DEVELOPMENT AND TECHNOLOGY: THE IDB EXPERIENCE

Lourdes Sanchez
Senior Financial Management Specialist
Inter-American Development Bank (IDB)

The development of a region, country or institution is closely related to technology. Technological advances have had a fundamental impact on the prosperity of societies in many areas, mainly the economic one. For this reason, the IDB, whose mission is to promote development in Latin America and the Caribbean, is also advancing its own transformation at an accelerated pace and with objectively successful results as an organization.
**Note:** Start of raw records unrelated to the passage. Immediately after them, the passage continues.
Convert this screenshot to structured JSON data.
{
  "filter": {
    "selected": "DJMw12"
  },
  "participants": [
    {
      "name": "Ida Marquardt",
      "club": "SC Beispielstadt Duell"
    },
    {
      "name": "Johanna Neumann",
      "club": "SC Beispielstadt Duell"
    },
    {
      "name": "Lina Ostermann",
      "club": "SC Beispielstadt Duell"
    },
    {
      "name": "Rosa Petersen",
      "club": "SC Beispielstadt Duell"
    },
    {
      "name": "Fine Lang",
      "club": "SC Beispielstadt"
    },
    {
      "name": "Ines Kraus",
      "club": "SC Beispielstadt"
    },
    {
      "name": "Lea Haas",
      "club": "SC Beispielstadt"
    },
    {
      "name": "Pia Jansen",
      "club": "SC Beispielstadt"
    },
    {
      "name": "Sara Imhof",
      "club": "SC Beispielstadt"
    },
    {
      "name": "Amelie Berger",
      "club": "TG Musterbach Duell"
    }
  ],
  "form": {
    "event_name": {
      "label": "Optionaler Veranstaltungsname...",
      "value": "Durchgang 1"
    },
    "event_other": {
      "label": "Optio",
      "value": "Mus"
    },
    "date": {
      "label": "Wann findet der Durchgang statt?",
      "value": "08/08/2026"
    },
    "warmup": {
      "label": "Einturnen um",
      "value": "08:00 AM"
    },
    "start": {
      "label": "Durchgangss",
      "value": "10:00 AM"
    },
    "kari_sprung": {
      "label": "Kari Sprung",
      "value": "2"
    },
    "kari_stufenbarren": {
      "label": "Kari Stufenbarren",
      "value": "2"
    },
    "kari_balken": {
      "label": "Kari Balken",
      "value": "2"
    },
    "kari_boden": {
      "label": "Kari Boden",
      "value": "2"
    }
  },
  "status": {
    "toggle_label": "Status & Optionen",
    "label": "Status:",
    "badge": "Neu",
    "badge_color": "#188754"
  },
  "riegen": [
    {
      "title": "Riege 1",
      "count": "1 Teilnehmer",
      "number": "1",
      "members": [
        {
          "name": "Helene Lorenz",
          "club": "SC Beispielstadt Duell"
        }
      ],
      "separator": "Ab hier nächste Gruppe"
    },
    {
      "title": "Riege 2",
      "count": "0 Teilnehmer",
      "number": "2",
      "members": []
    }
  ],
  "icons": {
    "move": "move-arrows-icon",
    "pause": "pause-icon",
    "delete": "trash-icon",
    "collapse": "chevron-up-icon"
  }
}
The Bank provides and supports the development of advanced technological solutions in the region through the financing of projects with the ultimate goal of improving lives. At the corporate level, the challenges of the fourth industrial revolution have also knocked on our door and, as in any organization, it is a process that requires time to develop and adopt. This transformation adventure has challenged the usual way of doing things with a direct effect on how we fulfill our institutional responsibility to 48 member countries, borrowers and investors.

To begin this path of innovation and transformation, high-impact internal tasks and processes were identified that could be automated through the application of modern and disruptive technologies, with the aim of generating efficiencies, savings and data that would increase the quality of decision-making for the better fulfillment of our functions.
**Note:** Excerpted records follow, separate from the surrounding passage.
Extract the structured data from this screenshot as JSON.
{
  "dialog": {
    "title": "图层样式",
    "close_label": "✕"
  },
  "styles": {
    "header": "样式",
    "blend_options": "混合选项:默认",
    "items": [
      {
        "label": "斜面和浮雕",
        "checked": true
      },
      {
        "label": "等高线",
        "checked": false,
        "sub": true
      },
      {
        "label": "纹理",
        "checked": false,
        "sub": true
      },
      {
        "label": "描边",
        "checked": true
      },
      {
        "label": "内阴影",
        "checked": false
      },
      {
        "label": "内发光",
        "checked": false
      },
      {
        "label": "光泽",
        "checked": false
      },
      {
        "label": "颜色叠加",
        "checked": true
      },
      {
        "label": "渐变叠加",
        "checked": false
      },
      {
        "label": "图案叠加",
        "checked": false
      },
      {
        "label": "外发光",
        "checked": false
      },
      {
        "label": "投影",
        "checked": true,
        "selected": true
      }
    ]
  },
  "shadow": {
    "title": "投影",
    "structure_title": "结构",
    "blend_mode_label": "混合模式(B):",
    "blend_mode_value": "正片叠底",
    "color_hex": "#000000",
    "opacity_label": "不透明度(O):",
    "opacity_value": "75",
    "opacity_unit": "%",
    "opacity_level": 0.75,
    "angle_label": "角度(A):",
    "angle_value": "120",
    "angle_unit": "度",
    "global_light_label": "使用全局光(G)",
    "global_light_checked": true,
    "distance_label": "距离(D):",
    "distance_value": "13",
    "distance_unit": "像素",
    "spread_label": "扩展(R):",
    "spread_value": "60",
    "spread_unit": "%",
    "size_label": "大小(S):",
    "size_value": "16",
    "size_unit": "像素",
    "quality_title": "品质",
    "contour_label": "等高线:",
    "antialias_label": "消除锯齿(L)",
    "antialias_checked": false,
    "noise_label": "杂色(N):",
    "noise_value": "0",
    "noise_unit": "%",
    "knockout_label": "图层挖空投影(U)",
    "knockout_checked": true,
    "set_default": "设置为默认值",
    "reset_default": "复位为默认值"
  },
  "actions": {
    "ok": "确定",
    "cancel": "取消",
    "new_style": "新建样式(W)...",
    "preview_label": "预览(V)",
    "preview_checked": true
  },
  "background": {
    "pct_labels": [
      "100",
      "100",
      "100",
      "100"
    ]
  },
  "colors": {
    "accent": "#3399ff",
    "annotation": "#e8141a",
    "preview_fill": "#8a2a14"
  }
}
Through disruptive technology we have transformed one of the central processes of the multilateral banking business, project accountability. What was the result of this transformation? The addition of a new member to the IDB team: someone, or something, called Luca. The IDB has developed a bot to do the job that, historically, only humans have done: the review of Audited Financial Statements (AFS), automating it as a relevant part of the external audit management of projects.

In 2018, the IDB approved the Evaluation Policy Framework through a set of documents that outline the quality requirements and principles of preparation, presentation and review of the AFSs, the highest level of accountability of the 600 active projects per year. This framework assigns responsibilities to the Bank, Executing Agencies or Borrowers, and Independent Audit Firms or Supreme Audit Institutions for the issuance of financial reports attaching the opinion of an independent third party in order to comply with the annual contractual commitment that borrowers acquire for each loan transaction.
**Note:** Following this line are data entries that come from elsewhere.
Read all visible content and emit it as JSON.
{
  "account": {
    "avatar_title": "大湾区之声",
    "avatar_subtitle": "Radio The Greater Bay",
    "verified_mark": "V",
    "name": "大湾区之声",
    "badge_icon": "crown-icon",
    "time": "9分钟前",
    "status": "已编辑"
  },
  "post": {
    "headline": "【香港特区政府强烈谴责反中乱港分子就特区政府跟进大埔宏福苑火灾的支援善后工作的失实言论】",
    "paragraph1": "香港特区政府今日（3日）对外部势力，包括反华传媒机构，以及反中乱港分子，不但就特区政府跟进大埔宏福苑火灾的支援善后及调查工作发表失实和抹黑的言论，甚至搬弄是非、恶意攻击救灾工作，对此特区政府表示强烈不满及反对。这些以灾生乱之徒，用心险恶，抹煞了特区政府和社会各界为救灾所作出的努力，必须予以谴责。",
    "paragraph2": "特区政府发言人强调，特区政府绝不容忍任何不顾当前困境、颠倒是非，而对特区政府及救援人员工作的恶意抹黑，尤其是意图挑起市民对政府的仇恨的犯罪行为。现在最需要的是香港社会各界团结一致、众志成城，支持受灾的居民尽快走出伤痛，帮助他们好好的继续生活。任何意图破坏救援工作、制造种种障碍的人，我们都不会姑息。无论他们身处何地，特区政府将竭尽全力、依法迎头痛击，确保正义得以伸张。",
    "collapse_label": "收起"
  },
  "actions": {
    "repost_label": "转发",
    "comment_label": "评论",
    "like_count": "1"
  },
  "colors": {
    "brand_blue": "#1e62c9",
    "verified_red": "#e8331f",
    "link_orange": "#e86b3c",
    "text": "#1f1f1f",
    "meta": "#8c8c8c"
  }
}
This is not simply a transition to new and better systems. Much more than that, it is an innovative transformation process. The use of cognitive technology as artificial intelligence in fiduciary processes shows a journey from the digitization of processes to the era of Big Data. It has led to the proliferation and substantial diversification in obtaining and managing previously unavailable data. In this transformation process, not only is artificial intelligence promoted, but also human intelligence. A perfect combination of both.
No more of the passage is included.